I don’t recall that having been the situation - he took the job to pay for grad school because it had shifts that didn’t interfere with his schooling, and he stuck with it because he was comfortable. I don’t recall anything ever saying or implying that he was unable to get a computer job due to racism.
I thought he stayed with the job because after schooling he was in the States illegally having overstayed his student visa.
On reflection, the Simpson’s response was a little tone deaf because it’s not just the little bit quoted in the OP, the entire B plot about Marge’s beloved but shockingly racist childhood book can be considered a reply. That’s kind of off target. I have trouble saying it was “lashing back” at the criticism but it does seem a misunderstanding of it.
The OP made no such demands. It in fact says the opposite, that they should have just remained quiet about it. The Simpson writers are the ones who decided to take on the discussion, because they decided to weigh in on it.
If they’d just kept out of it, no one would be freaking out. But since they decided to make a joke condemning people for being upset about it, now the people they decided to attack are fighting back.
And surely you understand the difference between punching up and punching down. So what relevance is there in examples of them punching up at the people in charge? What do they have to do with punching down on the South Asians who experience racism?
If you punch down on someone, they and their allies will often punch back up.
Given the intelligence of the people involved, I still think that was intentional. The show isn’t what it used to be, so they are hoping for ratings by pissing people off.
While still a tiny minority, I am aware of at least one other portrayal of a south Asian (Indian or Pakistani - I don’t think it was ever mentioned) and he was never played to a stereotype that I recall, even though the show used jokes of that sort in a few cases (I Zombie - a zombie named Liv Moore, and her boyfriend Major Lilywhite, and several others). If his name, Dr. Ravi Chakrabarti, has a similar joke it went over my head. The character had a detectable accent, but not to excess, and was portrayed by an actor of that ethnicity.

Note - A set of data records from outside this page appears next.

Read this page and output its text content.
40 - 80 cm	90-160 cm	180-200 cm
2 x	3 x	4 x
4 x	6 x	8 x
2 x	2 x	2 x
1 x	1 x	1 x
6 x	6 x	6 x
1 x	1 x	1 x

Well, I guess I can see it. I watched “Raising Hope”, which portrayed poor white people as kind of stupid (MANY shows do that), and it made me a little uncomfortable, since I have been poor and white. The implication being that if you’re white and still manage to be poor, you must be kind of dumb (too dumb to overcome your “white privilege” perhaps?). That, and the fact that I DO know poor white people that are kind of stupid (my sister-in-laws family and others), so the stereotype doesn’t exactly come from nowhere. However, it wasn’t enough to make me quit the show, I still found it funny, and I certainly didn’t feel the need for the show to change.